Companies must be part of the solution – and there are many ways we can do this

All this is of course welcome. But governments can’t, and shouldn’t, go it alone. Companies, too, need to be part of the climate change solution.

After all, corporations such as Schneider Electric are major economic players: our global footprints, business ecosystems and R&D budgets mean we can and should work towards a greener future.

There’s a whole range of ways we can do this.

Products and solutions: Most obvious are the products we provide to customers.

As climate change awareness has risen, so have customers’ demands for innovative technologies that help them run operations more efficiently, make savings on energy and raw materials usage, or run vehicle fleets, production sites or office buildings in ways that emit less CO2.

Some climate change solutions, such as electric vehicles, or solar panels, are well understood.

Others, such as eliminating the need to use SF6 – a potent greenhouse gas commonly contained in electrical equipment used to power the grid and industrial electrical installations – are less well known outside the world of electrical engineering. But they are massively beneficial to the planet’s environment. Schneider Electric’s new SM AirSeT medium voltage switchgear, which uses pure air instead of the industry-standard SF6, is a great example of how digital innovation can disrupt the status quo, in favor of decarbonization.

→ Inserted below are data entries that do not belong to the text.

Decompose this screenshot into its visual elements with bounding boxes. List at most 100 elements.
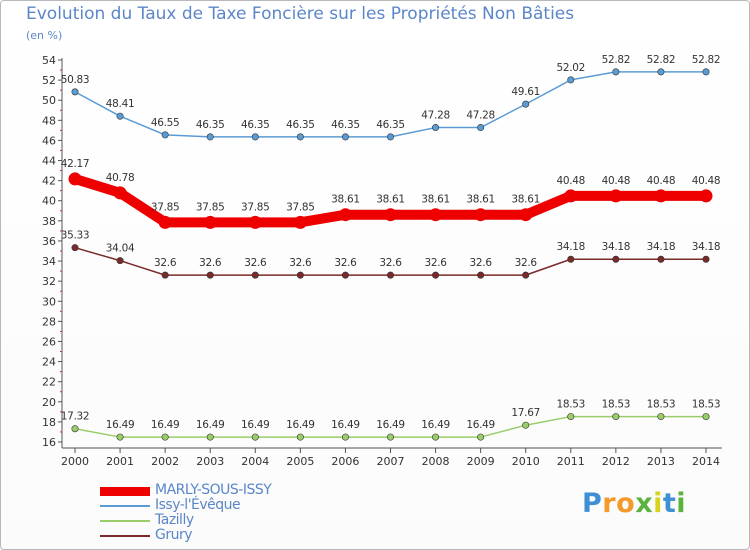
data-point-marly-sous-issy: [248, 215, 262, 229]
data-label-issy-l-eveque: 52.82: [692, 54, 721, 66]
y-tick-label: 44: [42, 155, 56, 168]
data-point-tazilly: [296, 433, 304, 441]
logo-letter: o: [616, 488, 636, 519]
data-label-tazilly: 16.49: [286, 419, 315, 431]
legend-item: Grury: [100, 527, 320, 544]
data-label-grury: 32.6: [199, 257, 222, 269]
data-label-grury: 32.6: [289, 257, 312, 269]
data-point-issy-l-eveque: [116, 112, 124, 120]
data-point-issy-l-eveque: [657, 68, 665, 76]
data-label-marly-sous-issy: 38.61: [376, 194, 405, 206]
legend-label: Tazilly: [155, 512, 194, 528]
y-tick-label: 24: [42, 356, 56, 369]
data-label-tazilly: 16.49: [196, 419, 225, 431]
legend-item: MARLY-SOUS-ISSY: [100, 482, 320, 499]
data-point-marly-sous-issy: [384, 208, 397, 222]
data-point-issy-l-eveque: [612, 68, 620, 76]
chart-title: Evolution du Taux de Taxe Foncière sur l…: [26, 4, 575, 24]
x-tick-label: 2004: [241, 455, 269, 468]
y-tick-label: 26: [42, 335, 56, 348]
legend-swatch: [100, 505, 150, 507]
x-tick-label: 2008: [422, 455, 450, 468]
legend-swatch: [100, 520, 150, 522]
data-label-tazilly: 18.53: [692, 399, 721, 411]
data-point-marly-sous-issy: [429, 208, 443, 222]
y-tick-label: 52: [42, 74, 56, 87]
data-label-grury: 34.18: [557, 241, 586, 253]
y-tick-label: 28: [42, 315, 56, 328]
y-tick-label: 38: [42, 215, 56, 228]
data-point-marly-sous-issy: [609, 189, 623, 203]
legend-swatch: [100, 535, 150, 537]
y-tick-label: 16: [42, 436, 56, 449]
data-point-tazilly: [251, 433, 259, 441]
x-tick-label: 2009: [467, 455, 495, 468]
logo-letter: r: [602, 488, 617, 519]
data-point-marly-sous-issy: [203, 215, 217, 229]
data-point-grury: [657, 255, 665, 263]
y-tick-label: 46: [42, 134, 56, 147]
data-point-grury: [116, 257, 124, 265]
data-label-marly-sous-issy: 40.48: [557, 175, 586, 187]
data-point-tazilly: [71, 425, 79, 433]
data-label-grury: 34.18: [602, 241, 631, 253]
data-label-tazilly: 16.49: [241, 419, 270, 431]
data-point-marly-sous-issy: [113, 186, 127, 200]
data-label-marly-sous-issy: 40.48: [692, 175, 721, 187]
data-point-grury: [477, 271, 485, 279]
data-point-tazilly: [522, 421, 530, 429]
y-tick-label: 18: [42, 416, 56, 429]
x-tick-label: 2013: [647, 455, 675, 468]
data-label-marly-sous-issy: 38.61: [331, 194, 360, 206]
data-point-marly-sous-issy: [338, 208, 352, 222]
data-label-marly-sous-issy: 40.48: [647, 175, 676, 187]
data-point-tazilly: [432, 433, 440, 441]
data-point-tazilly: [386, 433, 394, 441]
data-label-grury: 32.6: [244, 257, 267, 269]
x-tick-label: 2003: [196, 455, 224, 468]
data-label-marly-sous-issy: 42.17: [61, 158, 90, 170]
data-label-issy-l-eveque: 46.35: [331, 119, 360, 131]
data-point-marly-sous-issy: [519, 208, 533, 222]
data-point-tazilly: [567, 413, 575, 421]
data-label-issy-l-eveque: 46.35: [241, 119, 270, 131]
data-point-issy-l-eveque: [71, 88, 79, 96]
y-tick-label: 20: [42, 396, 56, 409]
logo-letter: t: [662, 488, 677, 519]
data-point-grury: [161, 271, 169, 279]
data-label-issy-l-eveque: 52.82: [602, 54, 631, 66]
data-label-issy-l-eveque: 46.35: [376, 119, 405, 131]
data-label-tazilly: 16.49: [421, 419, 450, 431]
data-point-grury: [567, 255, 575, 263]
x-tick-label: 2005: [286, 455, 314, 468]
data-point-marly-sous-issy: [474, 208, 488, 222]
data-point-marly-sous-issy: [564, 189, 578, 203]
data-point-marly-sous-issy: [158, 215, 172, 229]
logo-letter: x: [635, 488, 654, 519]
data-point-tazilly: [612, 413, 620, 421]
data-label-tazilly: 16.49: [466, 419, 495, 431]
chart-legend: MARLY-SOUS-ISSY Issy-l'Évêque Tazilly Grury: [100, 482, 320, 544]
data-label-marly-sous-issy: 40.48: [602, 175, 631, 187]
data-label-grury: 32.6: [379, 257, 402, 269]
data-point-issy-l-eveque: [341, 133, 349, 141]
data-label-marly-sous-issy: 38.61: [421, 194, 450, 206]
data-label-marly-sous-issy: 40.78: [106, 172, 135, 184]
data-point-grury: [612, 255, 620, 263]
data-point-grury: [522, 271, 530, 279]
data-point-issy-l-eveque: [702, 68, 710, 76]
data-point-issy-l-eveque: [161, 131, 169, 139]
y-tick-label: 34: [42, 255, 56, 268]
data-label-tazilly: 16.49: [151, 419, 180, 431]
data-label-issy-l-eveque: 46.55: [151, 117, 180, 129]
data-point-issy-l-eveque: [477, 124, 485, 132]
x-tick-label: 2002: [151, 455, 179, 468]
legend-item: Issy-l'Évêque: [100, 497, 320, 514]
data-label-tazilly: 16.49: [376, 419, 405, 431]
logo-letter: P: [582, 488, 603, 519]
data-point-tazilly: [341, 433, 349, 441]
data-point-grury: [251, 271, 259, 279]
x-tick-label: 2007: [377, 455, 405, 468]
data-point-tazilly: [161, 433, 169, 441]
data-label-marly-sous-issy: 37.85: [196, 201, 225, 213]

Partnering with other businesses: Then there’s our ability to influence and help customers and suppliers to go green.

Schneider is increasingly acting as a consultant for customers, rather than simply a provider of goods and services. This means helping them identify opportunities and define strategic approaches, as well as assisting with their actual implementation.

For example, our Climate Change Advisory Services help businesses to reach their climate and sustainability goals, and we’ve just launched an initiative to help our top 1,000 suppliers to halve their CO2 emissions by 2025, using digital tools that enable data-driven decisions.

Advocacy and knowledge-sharing: Large corporations sit on a treasure trove of expertise and knowledge.

This can be just as important as financing when it comes to supporting academic institutions’, think-tanks’ or NGOs’ climate initiatives.

For example, the Solar Impulse Foundation, led by the well-known explorer Bertrand Piccard, has identified 1,000 clean and profitable climate change solutions, showcasing that clean technologies can also be financially viable. Schneider has been supporting the project since 2019, by helping to analyze potential candidates for the Solar Impulse Efficient Solution Label.

Or take the World Economic Forum’s Net Zero Carbon Cities – Systemic Efficiency Initiative, co-chaired by Schneider CEO Jean-Pascal Tricoire and Francesco Starace, the CEO and General Manager of Enel Group. This aims to accelerate the decarbonization of cities around the world. Given that cities account for nearly two-thirds of global CO2 emissions, identifying and sharing knowledge on how to do this can have an important impact.

Our own targets and staff:  At the end of the day, companies also need to exemplify how to act themselves.

They need to set long-term targets for their own operations and staff and embed environmental and social considerations into their day-to-day operations.

This takes perseverance, strategic and consistent goal-setting, measurement, recalibration, and a constant dialing-up of ambitions. It also requires taking day-to-day action, from in-house training and awareness-raising to local projects and challenges and recycling and energy savings drives (those little differences that amount to so much) – together these help our 128,000 employees be part of the everyday climate change solution.

Go beyond the obvious

Nowadays, hardly a day goes by without news of yet another climate-linked disaster or a new report on biodiversity loss. With the 2021 United Nations Climate Change Conference (COP26) happening in November, the flood of commentary will no doubt pick up.

But hopefully, so will concrete action – by governments, companies, and ordinary individuals like you and me. We all need to go beyond what’s easy and obvious. And we need to deploy the entire toolkit we have at our disposal, today, and every day. We have so many solutions ─ why wait?